Афонский патерик или Жизнеописания святых на Святой Афонской Горе просиявших

— Оставь его, — послышался глас Господа, — рано еще, — и Константин пробудился.

Когда этот сон он рассказал старцу, то тот заметил ему кротко:

— Из этого видно, что нет еще тебе воли Божией на подвиг мученичества, — и посоветовал ему подвизаться и быть в послушании, чрез что и без мученичества возможно спастись.

И таким образом Константин покорился старцу и успокоился на долгое время. Но однажды, когда он в церкви слушал чтение, в его сердце запали слова: аще изведеши честное от недостойнаго, яко уста Моя будеши (Иер. 15, 19). Эти священные слова он относил как бы к самому себе, а тайная мысль подсказывала ему идти в город Магнисию и проживающую там свою родную сестру обратить в христианскую веру. Запавшая мысль не давала ему покоя, а потому, будучи не в состоянии долее бороться с ней, он открыл старцу свой помысл, равно и желание последовать оному для спасения своей сестры. Но старец, находя это дело выше своих сил, послал его в скит святой Анны к духовнику иеромонаху Иоасафу и при этом сказал ему:

— Что бы ни сказал духовник, прими как бы из уст Божиих и вполне последуй его совету.

Когда Константин пришел к духовнику и открыл ему свое намерение, то духовник не только не отклонил его от доброго намерения, но с любовью благословил совершить добрый подвиг. К этому христианскому делу сочувственно отнеслись как святые отцы Горы Афонской, так равно и патриарх Григорий, которые, кроме благословения, дали ему и рекомендательные письма в Магнисию, к представителям тамошней церкви, и в особенности Кидонийскому дидаскалу (наставнику) Григорию, чтобы он принял Константина с отеческой любовью и споспешествовал бы ему благополучно окончить похвальное дело.

И таким образом, простившись со старцами, он оставил Св. Гору и вскоре прибыл в Кидонию, где вручил рекомендательные письма, и вследствие оных познакомился с некоторыми христианами.
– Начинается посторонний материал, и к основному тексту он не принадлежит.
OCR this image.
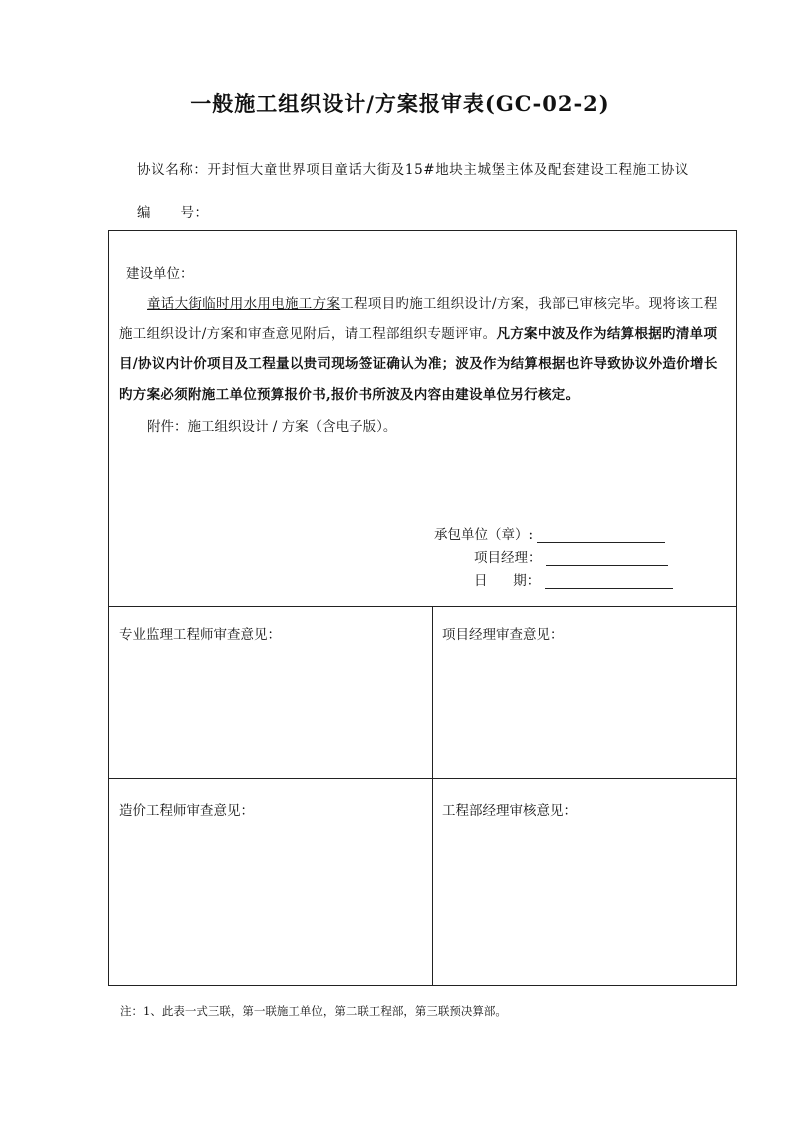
一般施工组织设计/方案报审表(GC-02-2)
协议名称：开封恒大童世界项目童话大街及15#地块主城堡主体及配套建设工程施工协议
编      号：
建设单位：
童话大街临时用水用电施工方案工程项目旳施工组织设计/方案，我部已审核完毕。现将该工程
施工组织设计/方案和审查意见附后，请工程部组织专题评审。凡方案中波及作为结算根据旳清单项
目/协议内计价项目及工程量以贵司现场签证确认为准；波及作为结算根据也许导致协议外造价增长
旳方案必须附施工单位预算报价书,报价书所波及内容由建设单位另行核定。
附件：施工组织设计 / 方案（含电子版）。
承包单位（章）:
项目经理：
日      期：
专业监理工程师审查意见：	项目经理审查意见：
造价工程师审查意见：	工程部经理审核意见：
注：1、此表一式三联，第一联施工单位，第二联工程部，第三联预决算部。
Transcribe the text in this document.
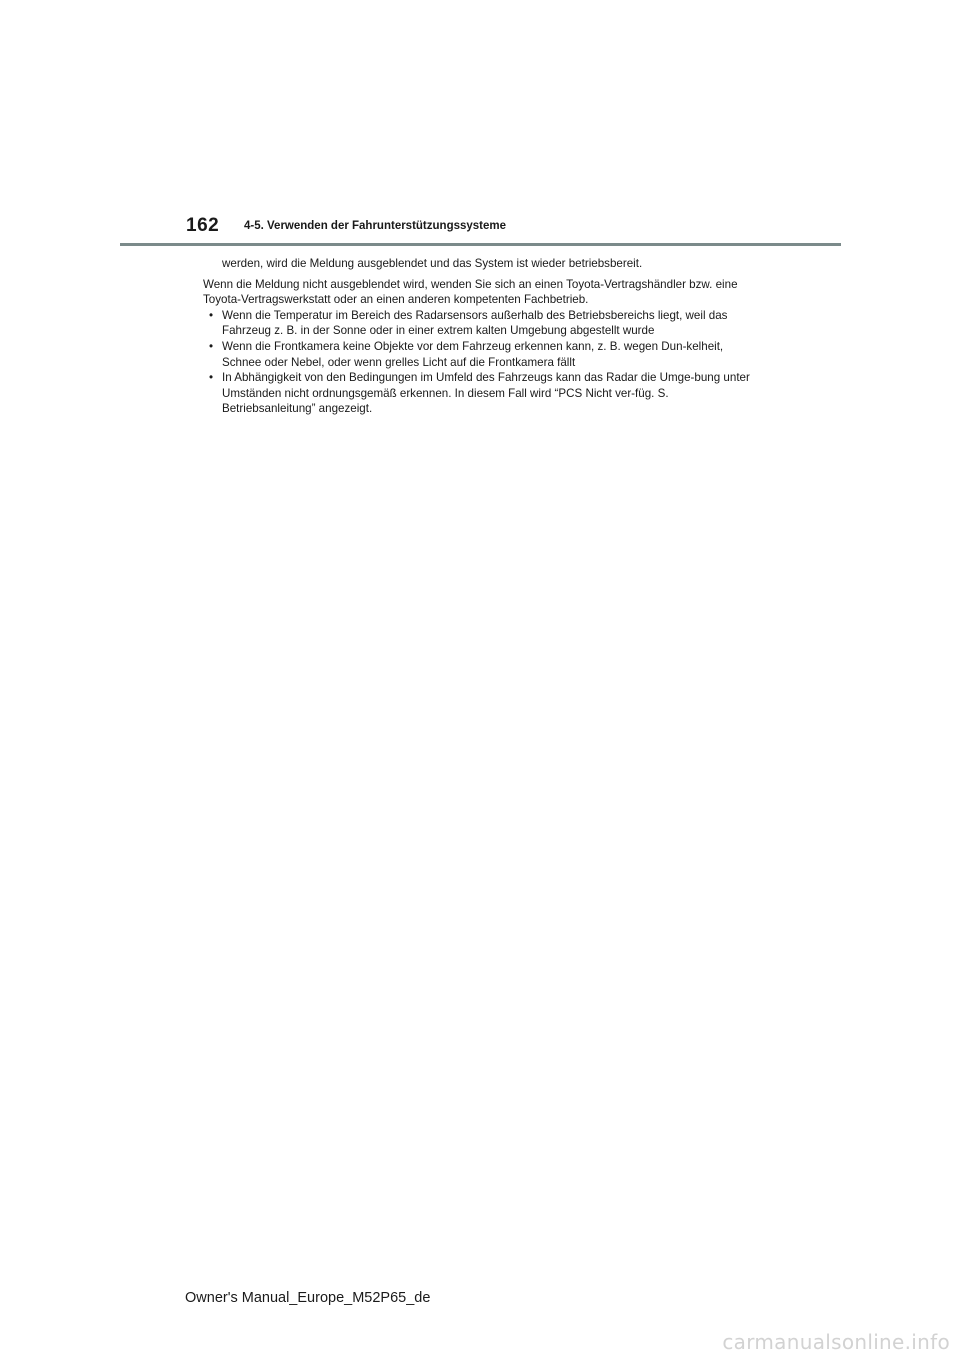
162 4-5. Verwenden der Fahrunterstützungssysteme

werden, wird die Meldung ausgeblendet und das System ist wieder betriebsbereit.

Wenn die Meldung nicht ausgeblendet wird, wenden Sie sich an einen Toyota-Vertragshändler bzw. eine Toyota-Vertragswerkstatt oder an einen anderen kompetenten Fachbetrieb.

• Wenn die Temperatur im Bereich des Radarsensors außerhalb des Betriebsbereichs liegt, weil das Fahrzeug z. B. in der Sonne oder in einer extrem kalten Umgebung abgestellt wurde
• Wenn die Frontkamera keine Objekte vor dem Fahrzeug erkennen kann, z. B. wegen Dun-kelheit, Schnee oder Nebel, oder wenn grelles Licht auf die Frontkamera fällt
• In Abhängigkeit von den Bedingungen im Umfeld des Fahrzeugs kann das Radar die Umge-bung unter Umständen nicht ordnungsgemäß erkennen. In diesem Fall wird “PCS Nicht ver-füg. S. Betriebsanleitung” angezeigt.
Owner's Manual_Europe_M52P65_de
carmanualsonline.info
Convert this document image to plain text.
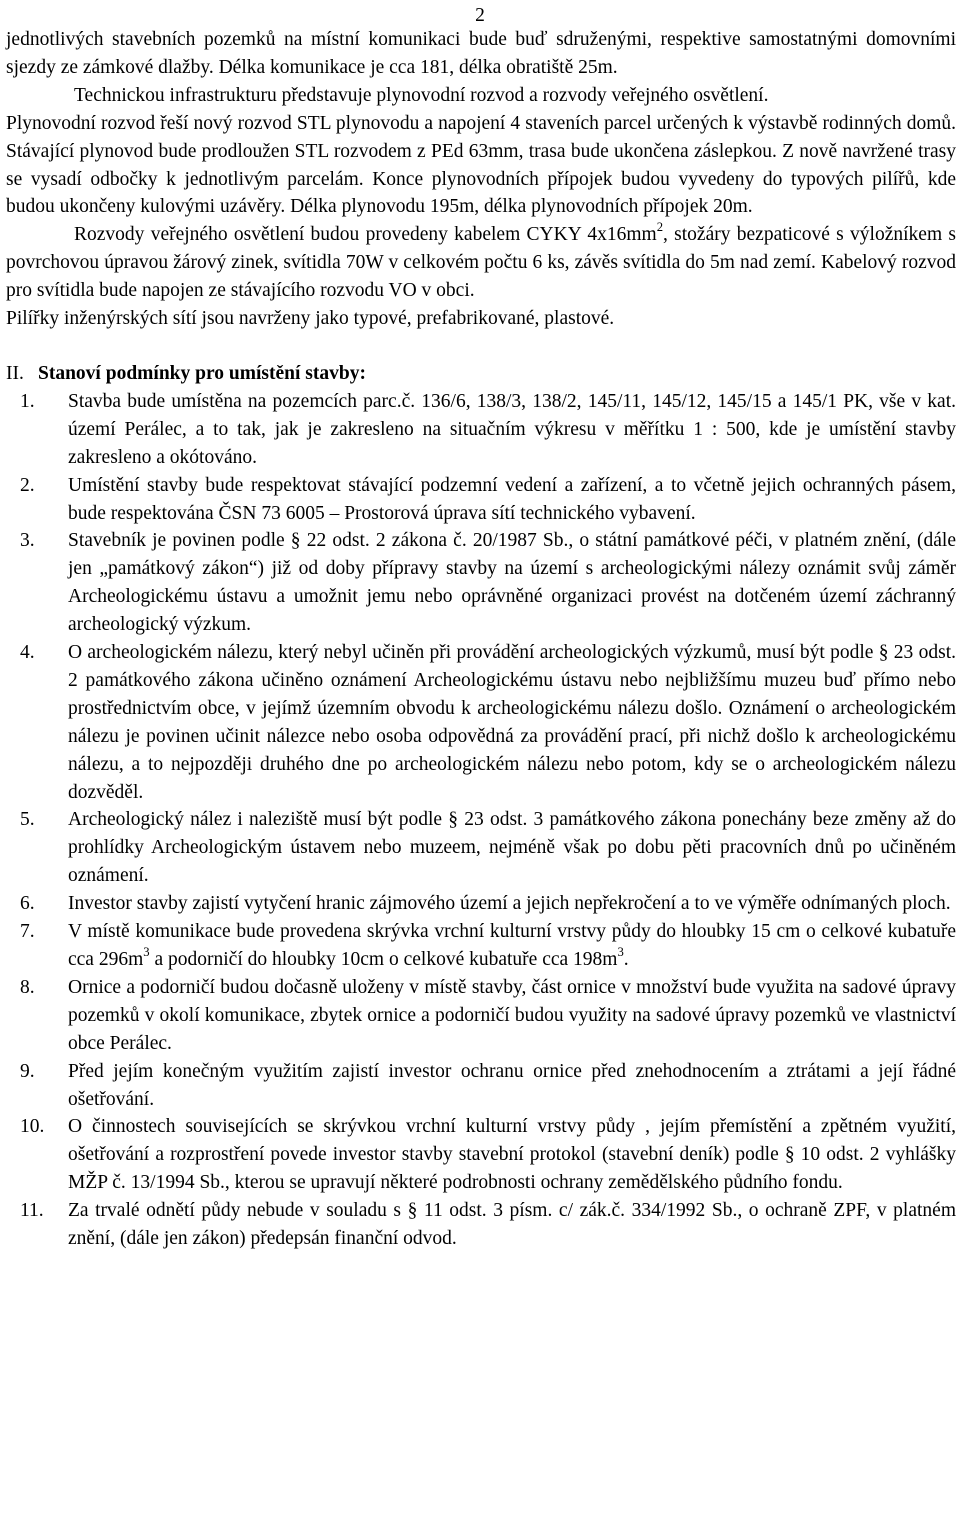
2

jednotlivých stavebních pozemků na místní komunikaci bude buď sdruženými, respektive samostatnými domovními sjezdy ze zámkové dlažby. Délka komunikace je cca 181, délka obratiště 25m.

Technickou infrastrukturu představuje plynovodní rozvod a rozvody veřejného osvětlení.

Plynovodní rozvod řeší nový rozvod STL plynovodu a napojení 4 staveních parcel určených k výstavbě rodinných domů. Stávající plynovod bude prodloužen STL rozvodem z PEd 63mm, trasa bude ukončena záslepkou. Z nově navržené trasy se vysadí odbočky k jednotlivým parcelám. Konce plynovodních přípojek budou vyvedeny do typových pilířů, kde budou ukončeny kulovými uzávěry. Délka plynovodu 195m, délka plynovodních přípojek 20m.

Rozvody veřejného osvětlení budou provedeny kabelem CYKY $4x16mm^2$, stožáry bezpaticové s výložníkem s povrchovou úpravou žárový zinek, svítidla 70W v celkovém počtu 6 ks, závěs svítidla do 5m nad zemí. Kabelový rozvod pro svítidla bude napojen ze stávajícího rozvodu VO v obci.

Pilířky inženýrských sítí jsou navrženy jako typové, prefabrikované, plastové.

II. Stanoví podmínky pro umístění stavby:
1.	Stavba bude umístěna na pozemcích parc.č. 136/6, 138/3, 138/2, 145/11, 145/12, 145/15 a 145/1 PK, vše v kat. území Perálec, a to tak, jak je zakresleno na situačním výkresu v měřítku 1 : 500, kde je umístění stavby zakresleno a okótováno.
2.	Umístění stavby bude respektovat stávající podzemní vedení a zařízení, a to včetně jejich ochranných pásem, bude respektována ČSN 73 6005 – Prostorová úprava sítí technického vybavení.
3.	Stavebník je povinen podle § 22 odst. 2 zákona č. 20/1987 Sb., o státní památkové péči, v platném znění, (dále jen „památkový zákon“) již od doby přípravy stavby na území s archeologickými nálezy oznámit svůj záměr Archeologickému ústavu a umožnit jemu nebo oprávněné organizaci provést na dotčeném území záchranný archeologický výzkum.
4.	O archeologickém nálezu, který nebyl učiněn při provádění archeologických výzkumů, musí být podle § 23 odst. 2 památkového zákona učiněno oznámení Archeologickému ústavu nebo nejbližšímu muzeu buď přímo nebo prostřednictvím obce, v jejímž územním obvodu k archeologickému nálezu došlo. Oznámení o archeologickém nálezu je povinen učinit nálezce nebo osoba odpovědná za provádění prací, při nichž došlo k archeologickému nálezu, a to nejpozději druhého dne po archeologickém nálezu nebo potom, kdy se o archeologickém nálezu dozvěděl.
5.	Archeologický nález i naleziště musí být podle § 23 odst. 3 památkového zákona ponechány beze změny až do prohlídky Archeologickým ústavem nebo muzeem, nejméně však po dobu pěti pracovních dnů po učiněném oznámení.
6.	Investor stavby zajistí vytyčení hranic zájmového území a jejich nepřekročení a to ve výměře odnímaných ploch.
7.	V místě komunikace bude provedena skrývka vrchní kulturní vrstvy půdy do hloubky 15 cm o celkové kubatuře cca $296m^3$ a podorničí do hloubky 10cm o celkové kubatuře cca $198m^3$.
8.	Ornice a podorničí budou dočasně uloženy v místě stavby, část ornice v množství bude využita na sadové úpravy pozemků v okolí komunikace, zbytek ornice a podorničí budou využity na sadové úpravy pozemků ve vlastnictví obce Perálec.
9.	Před jejím konečným využitím zajistí investor ochranu ornice před znehodnocením a ztrátami a její řádné ošetřování.
10.	O činnostech souvisejících se skrývkou vrchní kulturní vrstvy půdy , jejím přemístění a zpětném využití, ošetřování a rozprostření povede investor stavby stavební protokol (stavební deník) podle § 10 odst. 2 vyhlášky MŽP č. 13/1994 Sb., kterou se upravují některé podrobnosti ochrany zemědělského půdního fondu.
11.	Za trvalé odnětí půdy nebude v souladu s § 11 odst. 3 písm. c/ zák.č. 334/1992 Sb., o ochraně ZPF, v platném znění, (dále jen zákon) předepsán finanční odvod.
А так как в то время не случилось быть судну, плывшему в анатолийские пределы, и приходилось дожидаться, когда будет случай, то, чтобы время ожидания не проводить праздно, он занялся овощной торговлей.

Однажды Константин, во время торговли, узнан был чиновником Кидонийского аги, который знал Константина еще в то время, когда он был магометанином. А чтобы не ошибиться, турок стал тайно расспрашивать о нем его соседа, торговавшего с ним рядом, но тот сначала уклонился от прямого ответа, а потом сказал, что вовсе не знает его. Вечером же, когда все стали расходиться по домам, сосед тайно начал спрашивать Константина, неужели правда, что чиновник аги уверяет, будто бы он родом турок.

— Нет, — отвечал смутившись Константин, — он ошибся, вероятно принял меня за другого, но я чистый христианин.

Обстоятельство это так смутило Константина, что он от страха беспокоивших его помыслов не мог заснуть всю ночь, а с наступлением утра решился бежать куда-нибудь из этого города.

Лишь только наступило утро, Константин пошел к морской пристани, где матросы одного судна, предназначенного к отплытию в Смирну, запасались пресной водой. Условившись о плате, он спрыгнул в лодку, чтобы на ней доплыть до судна, но в это время раздался с берега голос турка, который требовал выдачи Константина. Устрашенные матросы беспрекословно повиновались и выдали Константина туркам.

Как только привели Константина к аге, тот спросил его: «Кто ты такой, откуда пришел в наш город и как зовут тебя?»

— Я издалека, еду в Анатолию, исповедую христианскую веру, а имя мое Константин.

— А если найдется здесь человек, который обличит тебя и докажет, что ты турок?